# Cats needing temporary foster homes



## Indibug12345 (Nov 10, 2017)

I have two 18weeks old kittens that I need short term foster homes because I have been put back into a care home where sadly I can't have them with me so I have to find them temporary foster placements as I will have my own flat in 3 months please can anyone help me


----------



## chillminx (Nov 22, 2010)

Hello @Indibug12345 and welcome. 

Your best bet may be to contact some of the Rescues that are local to you, as they will have foster carers who may be able to help you at this time of year, now there are fewer nursing mums and kittens needing fostering.

If they are able to help you for 3 months you will need to provide the kittens' food, pay for any vet treatment required and pay a generous donation to the Rescue at the end of their stay.

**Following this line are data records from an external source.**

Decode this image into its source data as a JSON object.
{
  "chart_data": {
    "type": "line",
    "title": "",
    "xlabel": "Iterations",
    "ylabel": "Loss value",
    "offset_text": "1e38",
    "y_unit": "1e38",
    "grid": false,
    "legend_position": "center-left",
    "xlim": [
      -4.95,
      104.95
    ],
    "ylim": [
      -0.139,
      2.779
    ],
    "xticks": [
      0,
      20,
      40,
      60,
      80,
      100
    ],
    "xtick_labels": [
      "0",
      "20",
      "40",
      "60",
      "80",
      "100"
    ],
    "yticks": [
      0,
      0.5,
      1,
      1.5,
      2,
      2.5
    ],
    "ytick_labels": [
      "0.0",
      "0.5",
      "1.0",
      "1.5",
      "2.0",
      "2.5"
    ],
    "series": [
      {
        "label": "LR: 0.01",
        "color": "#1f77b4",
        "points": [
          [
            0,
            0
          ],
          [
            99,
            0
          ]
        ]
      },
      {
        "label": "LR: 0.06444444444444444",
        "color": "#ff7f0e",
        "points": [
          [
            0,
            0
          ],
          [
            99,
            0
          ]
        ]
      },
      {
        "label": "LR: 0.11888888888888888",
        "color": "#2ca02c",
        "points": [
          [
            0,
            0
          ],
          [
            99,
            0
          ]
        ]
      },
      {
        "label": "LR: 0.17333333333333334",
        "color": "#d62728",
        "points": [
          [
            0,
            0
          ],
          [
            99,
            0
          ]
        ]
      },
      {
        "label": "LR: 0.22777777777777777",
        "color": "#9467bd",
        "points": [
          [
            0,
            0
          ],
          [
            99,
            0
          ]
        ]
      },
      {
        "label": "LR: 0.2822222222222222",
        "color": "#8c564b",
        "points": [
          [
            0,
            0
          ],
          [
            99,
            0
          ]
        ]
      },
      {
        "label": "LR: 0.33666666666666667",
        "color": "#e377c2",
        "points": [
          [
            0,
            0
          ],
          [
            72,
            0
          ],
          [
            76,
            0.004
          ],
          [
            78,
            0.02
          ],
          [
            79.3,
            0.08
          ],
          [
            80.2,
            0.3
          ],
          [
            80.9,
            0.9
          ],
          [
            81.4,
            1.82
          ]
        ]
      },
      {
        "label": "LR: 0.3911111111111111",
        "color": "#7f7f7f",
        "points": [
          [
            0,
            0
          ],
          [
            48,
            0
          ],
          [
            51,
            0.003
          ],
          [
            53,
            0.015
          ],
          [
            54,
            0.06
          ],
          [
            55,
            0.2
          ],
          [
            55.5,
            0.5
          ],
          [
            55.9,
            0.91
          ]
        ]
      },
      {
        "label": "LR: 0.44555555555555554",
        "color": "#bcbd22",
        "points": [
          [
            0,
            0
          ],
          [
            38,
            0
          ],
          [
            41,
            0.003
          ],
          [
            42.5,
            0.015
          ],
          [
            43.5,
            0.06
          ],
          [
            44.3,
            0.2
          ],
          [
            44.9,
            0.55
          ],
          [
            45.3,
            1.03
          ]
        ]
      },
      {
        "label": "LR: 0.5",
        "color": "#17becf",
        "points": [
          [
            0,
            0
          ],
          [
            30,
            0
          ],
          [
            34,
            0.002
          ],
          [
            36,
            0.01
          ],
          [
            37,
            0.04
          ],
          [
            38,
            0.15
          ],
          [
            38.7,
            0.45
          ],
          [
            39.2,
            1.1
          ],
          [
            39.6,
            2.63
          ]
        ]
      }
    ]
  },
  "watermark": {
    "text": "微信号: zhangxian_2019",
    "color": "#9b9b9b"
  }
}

If you'd like to say which county of the UK you are in we may be able to advise you which Rescues to contact.


----------



## Clairabella (Nov 8, 2017)

Indibug12345 said:


> I have two 18weeks old kittens that I need short term foster homes because I have been put back into a care home where sadly I can't have them with me so I have to find them temporary foster placements as I will have my own flat in 3 months please can anyone help me


Hope you've had some luck finding temporary homes for them both xx


----------



## sumarah (Apr 24, 2018)

Hi can anyone foster my ragdolls I have 2 that need a new home for 6 months 
In desperate need don't want to put in a chattery for that long
They are 8 month of and beautiful


----------



## Clairabella (Nov 8, 2017)

Where are you from? Xx


----------



## sumarah (Apr 24, 2018)

Clairabella said:


> Where are you from? Xx


Leeds x


----------